Generic message import

Converting from other board software? Good decision! Need help? Have a question about a convertor? Wish to offer a convertor package? Post here.
Scam Warning
Giles314
Registered User
Posts: 51
Joined: Thu Nov 11, 2010 12:12 am

Generic message import

Post by Giles314 »

Presentation
This MOD can be used to import messages (or posts) in a phpBB3 forum from an XML file. Therefore this will allow you to import messages from virtually any forum provided you have been able to save its content in XML.

Of course the input XML schema is predefined and it will be necessary to adapt your saved XML data to the expected input format. For that operation XSLT will be your friend.

Characteristics
The data managed by import_messages-V1.0 are:
  • The topic title*
  • The topic parent forum*
  • The message texts*
  • The message parent topic*
  • The message titles (if absent uses topic title)
  • The message date - many format accepted (if absent uses current import date)
  • The message poster user name (if absent or unknown uses anonymous user)
  • The message poster IP address
  • Flags to indicate whether BBCODE, Smiley, URL must be converted and whether signature must be added (if absent configurable default value used)
import_messages-v1.0, creates all the topics and add messages in then. It also indexes the messages for the search operations. But it does not create the forums. You have to create them manually before running the importation. Note that imported forums are ALWAYS created. This means that if you import twice your data, all the forums will be created twice.

import_messages-v1.0 has a preview mode to verify the data to be imported against the current forum content. It will allow you to know:
  • which users are unknown (and will be replaced by anonymous user if not added in the forum before the actual importation)
  • which forums are missing (and will cause the loss of child topics if not created before actual importation)
  • which dates are incorrectly recognized (and will be replaced by current time if their format is not fixed before actual importation)
  • a bunch of errors that would prevent the import operation
It is recommended to use preview before running the import procedure.
It is yet more recommended that you save all your database before doing any operation.
If you miss a lot of users, you may want to import them before importing the messages. This can be performed using the D¡cky's import users tool that I have provided an updated version here.

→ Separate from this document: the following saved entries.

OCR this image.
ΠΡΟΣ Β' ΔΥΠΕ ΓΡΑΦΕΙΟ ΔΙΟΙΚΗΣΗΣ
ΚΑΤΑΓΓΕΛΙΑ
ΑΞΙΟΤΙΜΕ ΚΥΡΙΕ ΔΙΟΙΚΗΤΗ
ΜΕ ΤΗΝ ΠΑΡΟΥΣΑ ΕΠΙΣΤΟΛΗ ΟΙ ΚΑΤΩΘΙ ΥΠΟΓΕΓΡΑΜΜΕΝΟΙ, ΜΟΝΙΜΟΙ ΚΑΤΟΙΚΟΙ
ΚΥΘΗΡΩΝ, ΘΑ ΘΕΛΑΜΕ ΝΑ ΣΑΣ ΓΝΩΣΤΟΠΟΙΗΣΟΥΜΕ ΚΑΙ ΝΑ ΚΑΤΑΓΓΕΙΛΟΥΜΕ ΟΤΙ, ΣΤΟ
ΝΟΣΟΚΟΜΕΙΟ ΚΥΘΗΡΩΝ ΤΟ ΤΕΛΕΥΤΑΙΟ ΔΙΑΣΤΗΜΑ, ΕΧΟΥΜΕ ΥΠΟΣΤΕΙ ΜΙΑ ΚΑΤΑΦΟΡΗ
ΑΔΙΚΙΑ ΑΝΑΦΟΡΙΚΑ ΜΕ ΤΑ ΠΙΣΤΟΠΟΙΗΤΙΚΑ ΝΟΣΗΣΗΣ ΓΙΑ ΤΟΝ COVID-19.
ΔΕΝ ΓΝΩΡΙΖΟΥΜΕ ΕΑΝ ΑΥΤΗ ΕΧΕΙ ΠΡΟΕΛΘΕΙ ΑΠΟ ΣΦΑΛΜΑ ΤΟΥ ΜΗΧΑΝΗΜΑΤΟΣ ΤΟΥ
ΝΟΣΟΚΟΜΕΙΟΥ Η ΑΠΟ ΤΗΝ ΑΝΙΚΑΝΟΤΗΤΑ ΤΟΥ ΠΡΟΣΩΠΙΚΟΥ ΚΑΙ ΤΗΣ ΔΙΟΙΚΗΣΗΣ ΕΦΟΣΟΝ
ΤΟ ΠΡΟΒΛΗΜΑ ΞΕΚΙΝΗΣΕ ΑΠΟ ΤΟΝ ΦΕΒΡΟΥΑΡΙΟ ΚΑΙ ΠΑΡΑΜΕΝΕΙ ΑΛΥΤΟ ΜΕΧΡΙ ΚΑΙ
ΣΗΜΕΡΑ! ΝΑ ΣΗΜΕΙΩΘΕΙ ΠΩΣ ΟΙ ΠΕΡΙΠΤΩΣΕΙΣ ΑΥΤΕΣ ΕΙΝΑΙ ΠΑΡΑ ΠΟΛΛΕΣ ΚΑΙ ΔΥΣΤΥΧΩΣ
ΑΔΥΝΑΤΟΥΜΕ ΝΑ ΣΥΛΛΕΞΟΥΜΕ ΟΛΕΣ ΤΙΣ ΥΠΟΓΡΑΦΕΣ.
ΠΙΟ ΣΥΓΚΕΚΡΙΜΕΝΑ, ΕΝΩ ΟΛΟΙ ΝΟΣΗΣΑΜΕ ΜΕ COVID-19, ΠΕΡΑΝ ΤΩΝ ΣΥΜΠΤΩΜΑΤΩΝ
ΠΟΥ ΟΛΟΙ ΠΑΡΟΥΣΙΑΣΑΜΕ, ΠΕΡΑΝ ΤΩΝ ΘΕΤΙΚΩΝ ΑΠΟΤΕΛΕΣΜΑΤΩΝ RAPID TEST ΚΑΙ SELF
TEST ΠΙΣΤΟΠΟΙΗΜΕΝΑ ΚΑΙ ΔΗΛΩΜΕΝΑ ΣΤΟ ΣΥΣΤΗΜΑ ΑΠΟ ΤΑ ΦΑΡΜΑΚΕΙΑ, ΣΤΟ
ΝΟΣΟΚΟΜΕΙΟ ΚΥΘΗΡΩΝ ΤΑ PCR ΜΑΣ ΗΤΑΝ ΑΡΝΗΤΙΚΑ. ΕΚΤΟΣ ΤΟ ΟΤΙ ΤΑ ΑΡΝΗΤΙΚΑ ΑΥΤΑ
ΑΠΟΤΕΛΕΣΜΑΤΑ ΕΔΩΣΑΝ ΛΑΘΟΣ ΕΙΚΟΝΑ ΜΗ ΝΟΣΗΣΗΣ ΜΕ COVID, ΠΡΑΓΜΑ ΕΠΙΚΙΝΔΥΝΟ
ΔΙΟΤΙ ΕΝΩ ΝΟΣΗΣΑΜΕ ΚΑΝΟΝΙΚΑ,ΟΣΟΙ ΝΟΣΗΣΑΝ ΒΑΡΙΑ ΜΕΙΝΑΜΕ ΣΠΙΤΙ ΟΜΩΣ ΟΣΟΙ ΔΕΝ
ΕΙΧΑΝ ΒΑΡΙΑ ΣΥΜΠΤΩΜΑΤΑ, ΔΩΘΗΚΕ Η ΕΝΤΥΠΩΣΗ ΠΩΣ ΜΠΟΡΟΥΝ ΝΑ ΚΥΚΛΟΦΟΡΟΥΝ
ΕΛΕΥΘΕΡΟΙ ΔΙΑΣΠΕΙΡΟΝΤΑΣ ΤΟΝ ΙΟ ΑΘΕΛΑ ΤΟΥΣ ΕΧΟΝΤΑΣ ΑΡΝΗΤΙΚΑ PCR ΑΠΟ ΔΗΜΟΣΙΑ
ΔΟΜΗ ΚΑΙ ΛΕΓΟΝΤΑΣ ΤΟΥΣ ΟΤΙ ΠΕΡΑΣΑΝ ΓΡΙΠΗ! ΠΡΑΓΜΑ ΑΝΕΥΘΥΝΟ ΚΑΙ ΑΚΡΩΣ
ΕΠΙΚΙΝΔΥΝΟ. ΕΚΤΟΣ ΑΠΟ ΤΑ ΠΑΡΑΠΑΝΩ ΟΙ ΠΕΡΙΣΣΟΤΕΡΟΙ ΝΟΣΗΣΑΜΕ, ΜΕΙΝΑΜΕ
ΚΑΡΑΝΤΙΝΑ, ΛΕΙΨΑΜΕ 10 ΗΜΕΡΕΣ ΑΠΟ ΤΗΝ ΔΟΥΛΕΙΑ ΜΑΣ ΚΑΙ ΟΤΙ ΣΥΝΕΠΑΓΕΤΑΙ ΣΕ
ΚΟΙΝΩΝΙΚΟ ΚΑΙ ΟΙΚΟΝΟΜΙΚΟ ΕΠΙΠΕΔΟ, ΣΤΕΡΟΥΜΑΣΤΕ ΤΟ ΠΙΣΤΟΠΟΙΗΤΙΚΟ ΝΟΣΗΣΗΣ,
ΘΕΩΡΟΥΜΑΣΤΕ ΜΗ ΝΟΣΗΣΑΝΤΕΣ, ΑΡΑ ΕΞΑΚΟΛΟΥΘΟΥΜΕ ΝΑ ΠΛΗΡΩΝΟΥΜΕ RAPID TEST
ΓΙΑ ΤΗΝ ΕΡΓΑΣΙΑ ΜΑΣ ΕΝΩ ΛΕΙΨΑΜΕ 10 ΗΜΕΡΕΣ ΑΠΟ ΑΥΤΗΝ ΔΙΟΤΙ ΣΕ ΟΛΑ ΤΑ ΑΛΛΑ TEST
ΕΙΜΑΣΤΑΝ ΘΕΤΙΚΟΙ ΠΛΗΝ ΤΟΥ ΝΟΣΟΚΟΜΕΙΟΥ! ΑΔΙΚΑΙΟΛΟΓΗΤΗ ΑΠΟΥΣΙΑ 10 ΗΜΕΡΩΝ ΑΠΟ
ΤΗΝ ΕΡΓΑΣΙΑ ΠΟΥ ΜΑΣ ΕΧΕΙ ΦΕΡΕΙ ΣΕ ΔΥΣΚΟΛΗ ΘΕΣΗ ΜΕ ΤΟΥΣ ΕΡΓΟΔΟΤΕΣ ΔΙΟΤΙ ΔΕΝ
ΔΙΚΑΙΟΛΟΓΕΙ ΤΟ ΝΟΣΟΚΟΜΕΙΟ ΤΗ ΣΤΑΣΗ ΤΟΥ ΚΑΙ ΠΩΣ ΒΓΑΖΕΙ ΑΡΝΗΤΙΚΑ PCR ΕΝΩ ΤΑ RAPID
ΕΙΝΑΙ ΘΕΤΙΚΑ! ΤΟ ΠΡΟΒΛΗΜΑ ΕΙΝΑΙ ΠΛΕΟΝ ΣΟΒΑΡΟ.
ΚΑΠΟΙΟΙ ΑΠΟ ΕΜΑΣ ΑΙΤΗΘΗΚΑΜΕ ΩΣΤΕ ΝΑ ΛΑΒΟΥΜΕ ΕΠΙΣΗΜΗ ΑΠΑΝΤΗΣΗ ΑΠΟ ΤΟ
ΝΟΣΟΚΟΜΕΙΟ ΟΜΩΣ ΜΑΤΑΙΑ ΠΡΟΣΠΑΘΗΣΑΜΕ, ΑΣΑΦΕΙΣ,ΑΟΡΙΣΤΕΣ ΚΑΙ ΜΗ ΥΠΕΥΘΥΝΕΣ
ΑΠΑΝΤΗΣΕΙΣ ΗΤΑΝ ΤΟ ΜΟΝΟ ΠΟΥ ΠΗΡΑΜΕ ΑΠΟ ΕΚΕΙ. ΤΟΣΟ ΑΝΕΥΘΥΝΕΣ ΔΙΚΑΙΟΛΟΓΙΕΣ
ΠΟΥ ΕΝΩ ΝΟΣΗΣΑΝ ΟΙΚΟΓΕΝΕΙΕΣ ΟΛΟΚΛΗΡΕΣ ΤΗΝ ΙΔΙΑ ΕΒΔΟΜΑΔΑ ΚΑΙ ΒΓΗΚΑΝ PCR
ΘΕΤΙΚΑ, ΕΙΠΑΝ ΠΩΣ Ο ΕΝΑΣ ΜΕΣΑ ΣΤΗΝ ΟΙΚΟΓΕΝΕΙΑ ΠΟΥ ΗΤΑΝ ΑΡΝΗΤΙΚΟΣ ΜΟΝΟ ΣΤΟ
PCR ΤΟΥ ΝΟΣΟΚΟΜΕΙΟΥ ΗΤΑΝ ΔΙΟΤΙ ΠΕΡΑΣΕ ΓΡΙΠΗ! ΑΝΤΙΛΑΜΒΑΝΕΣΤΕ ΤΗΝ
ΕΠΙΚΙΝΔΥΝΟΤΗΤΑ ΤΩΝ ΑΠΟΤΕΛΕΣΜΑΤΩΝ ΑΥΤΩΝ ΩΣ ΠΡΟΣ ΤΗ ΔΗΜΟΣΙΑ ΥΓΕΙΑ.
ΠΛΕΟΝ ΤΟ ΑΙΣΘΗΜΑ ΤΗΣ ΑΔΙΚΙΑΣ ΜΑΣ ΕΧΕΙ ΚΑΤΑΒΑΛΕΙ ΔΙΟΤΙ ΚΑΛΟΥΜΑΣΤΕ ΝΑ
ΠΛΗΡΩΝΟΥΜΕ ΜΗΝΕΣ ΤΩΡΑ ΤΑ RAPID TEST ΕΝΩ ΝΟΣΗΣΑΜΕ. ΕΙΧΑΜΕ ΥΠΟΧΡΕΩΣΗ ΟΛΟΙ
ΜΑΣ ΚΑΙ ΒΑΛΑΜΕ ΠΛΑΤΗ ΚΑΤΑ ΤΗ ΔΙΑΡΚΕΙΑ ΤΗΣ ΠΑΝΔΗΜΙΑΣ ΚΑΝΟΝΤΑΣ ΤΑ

The message import operation is a long operation. Depending on the quantity of messages to import and on the maximum execution time of your PHP scripts, you may not be able to import all the messages at once. Even the preview may not be possible for all messages at once. This is the reason why import_messages-V1.0 will allow you to specify a range of topic to import. This will allow you to run the import of your data chunk by chunk. If you select a too large chunk at once the operation will stop before the end and show you which is the actual imported chunk.
Warning: If your topics are too big (more than 2s to import one) there is a risk that the operation fails inside a topic importation. This is an unrecoverable error that will let a incomplete topic in your forum. Therefore you should split too large topics in smaller parts or import them alone.

Installation instructions
The installation of the import_messages-V0.1 module requires the following steps:
  • Extract the files from the import_message-V1.0.zip file keeping the directory structure
  • Upload the files in the root directory to your board root directory
  • Navigate to the Navigate to: Administration Control Panel > System > Module Management > Administration Control Panel > Posting > Messages
  • Select “Import Messages” from the Add Module drop-down menu and click “Add module”.
  • Then click “Enable” on the Module.
If you wish you can add the French language pack by reproducing the first 2 steps with import_message-fr-V1.0.zip

Usage Instructions
After installation, the module can be used as follow:
  • Format the data to import according to the schema provided in includes\acp\import_messages.xsd or described in figure below
  • Upload the XML file to import in the store directory
  • Navigate to Administration Control Panel > Posting > Messages > Import Messages
  • Fill at least the name of the file
  • Click on preview button
  • Fix any errors and resume at previous step
  • If the preview is successful click on Submit button (5 time smaller range of topics is recommended at this step)
Edited to replace attachment import_messages-V1.0.zip by import_messages-V1.0.1.zip
Attachments
Graphical presentation of input XML file schema
Graphical presentation of input XML file schema
Schema.png (20.55 KiB) Viewed 35098 times
import_messages-fr-V1.0.zip
Import Messages V1.0 French language pack
(10.7 KiB) Downloaded 686 times
import_messages-V1.0.1.zip
Import Messages V1.0.1 MOD
(46.65 KiB) Downloaded 911 times
Last edited by Giles314 on Tue Jan 04, 2011 7:15 pm, edited 1 time in total.
Giles314
Registered User
Posts: 51
Joined: Thu Nov 11, 2010 12:12 am

V1.0.1 Update

Post by Giles314 »

The update V1.0.1 fixes the 2 following anomalies:
  • The number of imported messages accounted for each users was much too large unless topics were imported one by one.
  • The order of the statistic messages was wrong so the global statistic message was unclear.
This fix has no impact on the language file so the French language pack V1.0 is still compatible with new V1.0.1.
csunds
Registered User
Posts: 3
Joined: Mon Jan 24, 2011 8:17 pm

Re: Generic message import

Post by csunds »

Hi Gilles

Thank you for a very nice tool!!

First im a XML newbie!

I have data from an Access db, and are using the fully functional trial version (30days) of MapForce, to make the transformation.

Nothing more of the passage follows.